Remember that time I said I was going to write a post every Sunday called “Exploding Good Shit” but wrote the first one on a Friday and then failed completely to write the next week’s? I am good at blogging and I am good at life. So I only saw fit that this week, the third week but second post, I change the name completely and post on Monday instead of Sunday.
But I’m showing up, and that’s what matters, right? I AM HERE. And frankly, this was about the last thing I wanted to write today. It feels silly as hell. I haven’t said much about the Pittsburgh murders, the Kentucky murders, the pipe bomb #MAGA terrorist. I’ve written hundreds of words, but I just leave them in my “drafts” folder. My words feel incomplete and I have too many thoughts swirling in my head. Lately I like to think before I write. Weird, I know.
It feels silly to force myself to find “ten things that don’t suck” when my brain is more like ALL THINGS SUCK AND THIS IS THE END, but we have to remember that even in the darkest times, really beautiful things are happening all around all this. I don’t think we remember to make ourselves feel better, but rather to remind ourselves why we don’t give up.
Personally, I had a pretty awesome week. I went to Alabama and stayed with the loveliest friend, and I ate pickled okra and fried green tomatoes, hushpuppies, and turnip greens. I soaked up that southern drawl and feel I may actually die if I don’t hear people say “fixin’ to” at least once a day. I mean, some dude also asked me what it’s like to have “MS-13 roaming the streets of our sanctuary cities,” but I fucking digress, and that’s a separate blog post.
I spoke on addiction in front of about 75 people and spoke to just about as many at the collegiate recovery group at the University of Alabama in Tuscaloosa. After flying in a friend’s private plane, I also learned that I was born into the wrong life entirely. Turns out that in my actual life, I too fly in private planes.
Okay okay let’s do this nonsense. Good shit from this (LAST) week.
- NITCH on Instagram. Do you follow them? If not, why are you even on Instagram?

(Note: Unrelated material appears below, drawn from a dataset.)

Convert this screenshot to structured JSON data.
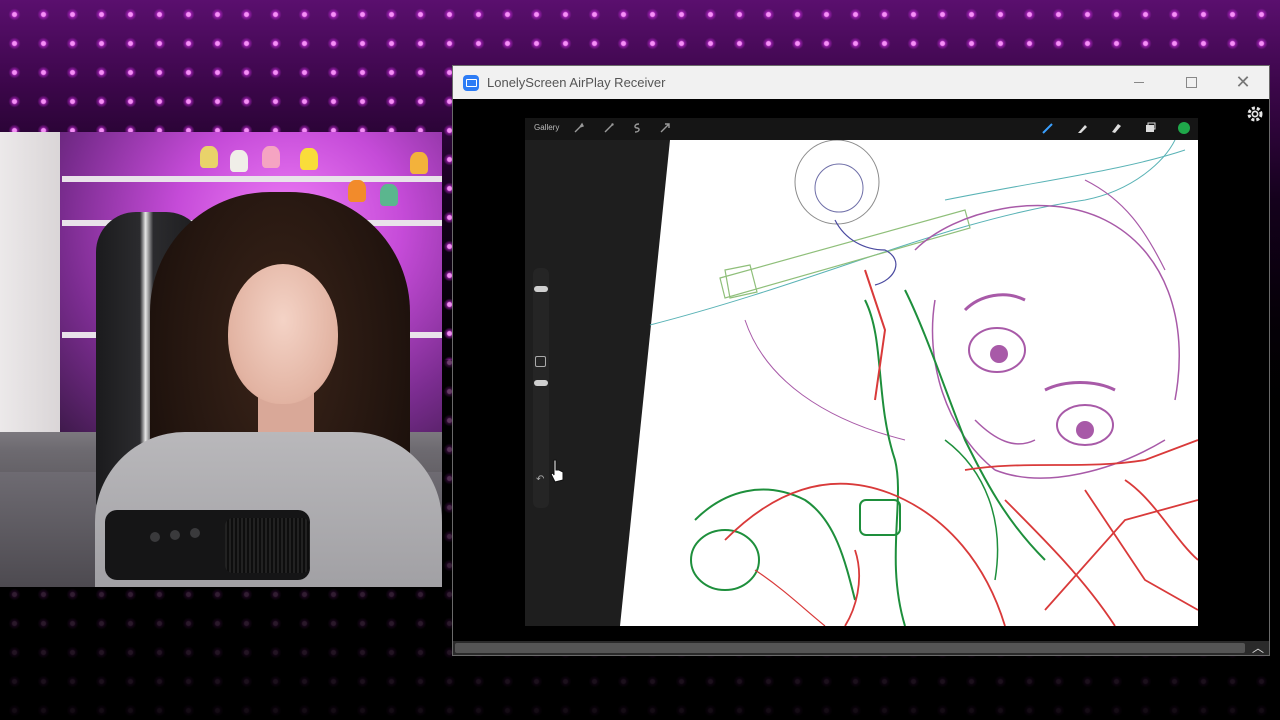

Seriously, the only account I go back and read to make sure I don’t miss a single post, and the only account I check every day for its stories.
- I taught a writing class to special needs men and women during a day program and at one point, one of the students used the phrase “eternally disposed of” instead of “put to sleep.” I realize I’m giving you no context here and that’s a little weird, but the point is that “eternally disposed of” shall henceforth be the way I refer to death.
- Arlo was tasked with asking people after a family dinner party if they’d like some tea. So he went around asking each guest “Would you like some tea?” And when they answered yes, he said, “It’s in the kitchen. You can get it yourself.”
- This comic, Lord Birthday. Oh my fucking God. I weep it’s so good.
- American Muslims raised over $120,000 for families of the Pittsburgh shootings.
- Ummmm. Bill Murray still exists.
- We discovered Golden Milk and it’s maybe the best thing to ever happen to us. Google it if you’re unfamiliar.
- Auggie, best dog ever, dog turned two. (I told you, I’m struggling this week.)
- I did not know “apple brownies” were a thing until George and I made them yesterday (using this recipe), and they were fucking delicious.
- A friend of mine is trading writing workshops for personal training, and it feels good to do something, finally, about my back pain and lack of core strength. It’s been a long time coming. I’ve been afraid and sometimes, it takes somebody willing to say, “YOU CAN FUCKING GET WELL,” and you believe them.